Um segredo muito escondido do sistema capitalista é que: ele fabrica excluídos, são os excluídos que ocupam subempregos e os mesmos costuram nossas roupas. E ainda mais, os mesmos chefes de estado (falo das grandes corporações e multinacionais), que oprimem os trabalhadores, irão acompanhar as “mudanças” morais da sociedade, irão até fazer propagandas bonitas a respeito de assuntos como liberdade sexual e questão de gênero, mas não se engane. Isso tudo será para não mover um pingo da grande estrutura e fazer com que as pessoas tenham em mente que o mundo está melhorando. O grande lance é fazer com que você consuma e se mantenha alienado, mantenha-se na inércia.

A representatividade contida nos anúncios de multinacionais (avon e afins) é ilusória, não passa de uma performance. A exploração capitalística também pode se mostrar como apoiadora de causas sociais, não subestime a inteligência da mesma. É tudo pra manter indivíduos pós-modernos (nós) na verdadeira e quase ínfima prisão: O consumo.
 Preste atenção: A avon (multinacional estadunidense), é parceira de consultora de vendas, e mantém esse quadro porque assim não precisa lidar com direitos trabalhistas. Isso é tanto verdade que, em 2015, foi necessário a intervenção do TRT para que a empresa reconhecesse o vínculo empregatício junto à consultoria. Não é hilário? Enfadonho? Contraditório? É essa empresa que se gaba por ter representatividade, e pior, tem o total apoio de formadores de opinião da juventude pós-moderna.

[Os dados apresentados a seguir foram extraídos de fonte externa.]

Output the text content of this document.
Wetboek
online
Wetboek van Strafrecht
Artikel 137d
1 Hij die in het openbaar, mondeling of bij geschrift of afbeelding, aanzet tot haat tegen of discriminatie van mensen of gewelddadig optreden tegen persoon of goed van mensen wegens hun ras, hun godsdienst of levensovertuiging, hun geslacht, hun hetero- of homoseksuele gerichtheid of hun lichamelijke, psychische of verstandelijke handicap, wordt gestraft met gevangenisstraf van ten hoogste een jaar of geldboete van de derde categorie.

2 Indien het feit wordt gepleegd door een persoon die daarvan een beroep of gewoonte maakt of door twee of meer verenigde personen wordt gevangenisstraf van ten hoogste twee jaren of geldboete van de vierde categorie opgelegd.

Em tempos líquidos, somos o que temos, somos o que consumimos; E infelizmente (queria que não fosse verdade), não houveram verdadeiras mudanças ao assistir um comercial com a presença de negros e LGBT´s, apenas destrinchamentos e solubilidades nas nossas regras de conduta. Ainda somos subordinados à superestrutura oportunista que encobre o verdadeiro problema estrutural: A exploração da mais-valia.

O mundo não mudou desde que o primeiro a se achar dono demarcou. Somos os moradores da caverna. Propagandas pseudo-revolucionárias nos atraem, mas são traidoras.